Casais felizes são todos iguais
por Bruno CarmeloEsta comédia romântica ocupa um espaço singular no gênero. Ela tem sido apresentada como uma produção comum, daquelas que alternam quiproquós cômicos e dramáticos impedindo a união de um homem e uma mulher que todo espectador deduz que ficarão juntos, mais cedo ou mais tarde. Mas Roteiro de Casamento não é assim. Pelo menos, não durante dois terços da narrativa.
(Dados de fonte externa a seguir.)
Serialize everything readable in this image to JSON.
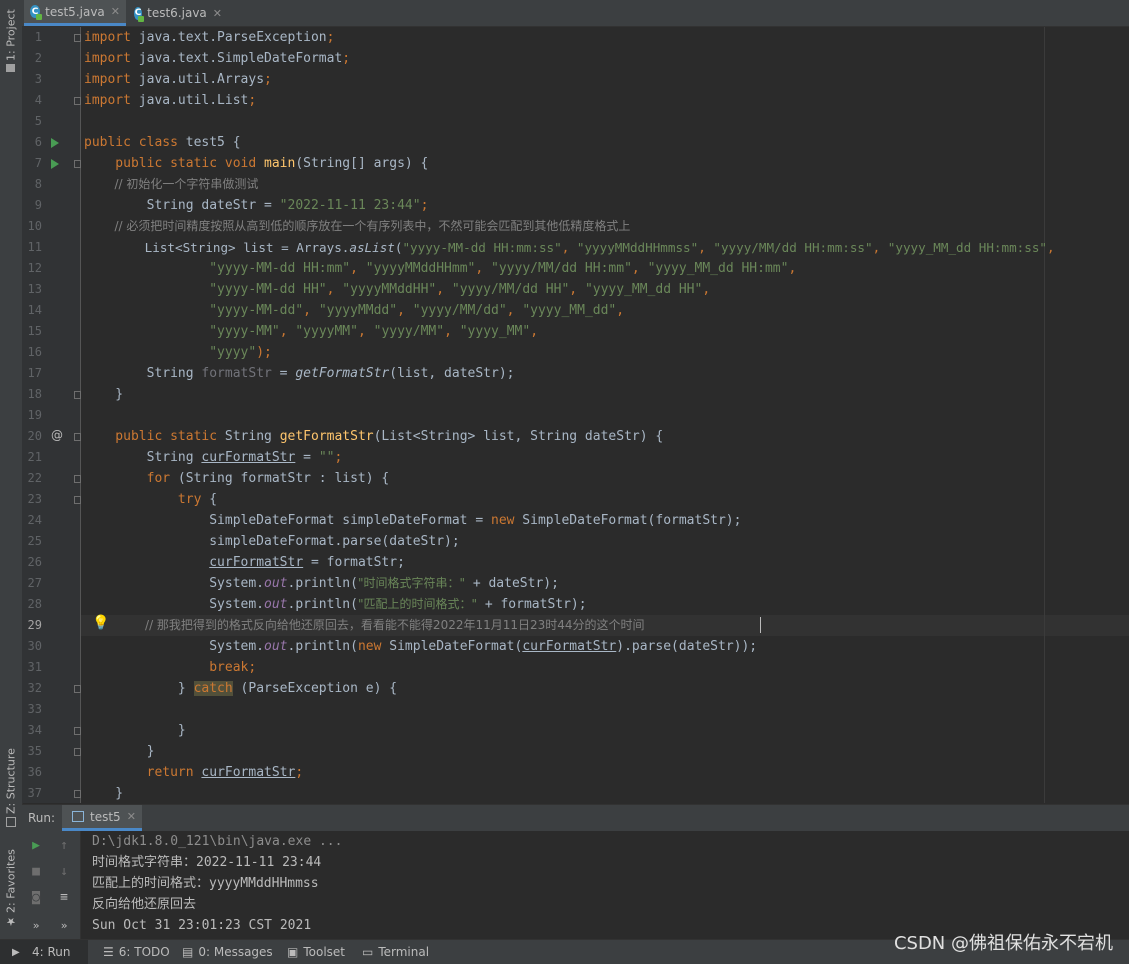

A história apresenta um astro famoso, embora um pouco decadente: Fabián Brando (Adrián Suar), admirado pelo público graças à imagem pública de garanhão charmoso. Quando aceita trabalhar num drama banal, após muita pressão de seu agente, deve lidar com uma atriz insegura e pouco talentosa, Florencia Córmick (Valeria Bertuccelli), que só conquistou o papel por ter um caso com o diretor. Os dois se aproximam por se sentirem deslocados neste projeto, e diante do comportamento agressivo do diretor, acabam se aproximando. Fabián e Florencia não demoram a se casar: para ele, é a oportunidade de voltar aos holofotes, para ela, é a chance de ser protegida por uma figura admirada.
O roteiro passa rapidamente por essa parte para chegar ao que realmente interessa: a decepção amorosa. Após a cerimônia, ela descobre a insegurança e infantilidade do marido e decreta: “Eu me casei com um imbecil!” (título original do filme). Começa então o aspecto mais interessante de Roteiro de Casamento: a brincadeira com as aparências, tanto do amor, quanto do cinema. No caso amoroso, ele finge ser muito mais caridoso e gentil do que realmente é, para conquistá-la, e quando ela descobre a farsa, trata de ser ainda mais amável que ele, chegando ao limite do ridículo. Os dois transformam-se em caricaturas grotescas do casal burguês e apaixonado.
O espectador, ciente de todas as artimanhas, acompanha o jogo de falsidades e cinismo, que aproxima a ilusão do cinema da ilusão do amor. O filme mantém o carinho pelos dois personagens principais, sem ridicularizá-los como fazem algumas comédias populares brasileiras. Aqui, os personagens são patéticos, mas certamente bem intencionados, embora não consigam se desvencilhar das máscaras atribuídas a eles. Os dois atores transitam muito bem por estes registros: Suar faz o tipo abobalhado sem transformá-lo num palhaço, enquanto Bertuccelli resgata a doçura de uma mulher instável e carente.
É uma pena que, após o humor inteligente, o terço final recorra à comicidade fácil e vulgar. Subitamente, o roteiro introduz o humor físico e a escatologia, rebaixando os personagens até então tridimensionais a marionetes de uma farsa óbvia (vide as cenas da cegueira, do remédio, da terapia). Talvez este tenha sido o compromisso efetuado pela produção para obter maior bilheteria: aceitou-se criar uma boa trama metalinguística contanto que, no final, o público fosse tratado de maneira paternalista novamente.
Roteiro de Casamento se encerra com uma cena talvez irônica, talvez romântica. Se ela dialogasse apenas com a parte inicial da trama, seria a cereja no bolo da desconstrução da ideia de amor perfeito. Mas por vir logo após um segmento tão pobre em construção de personagens, soa como uma adesão a este amor ideal. O filme ameaça voar alto, algo tão necessário nas comédias atuais, mas depois se contenta com os velhos clichês.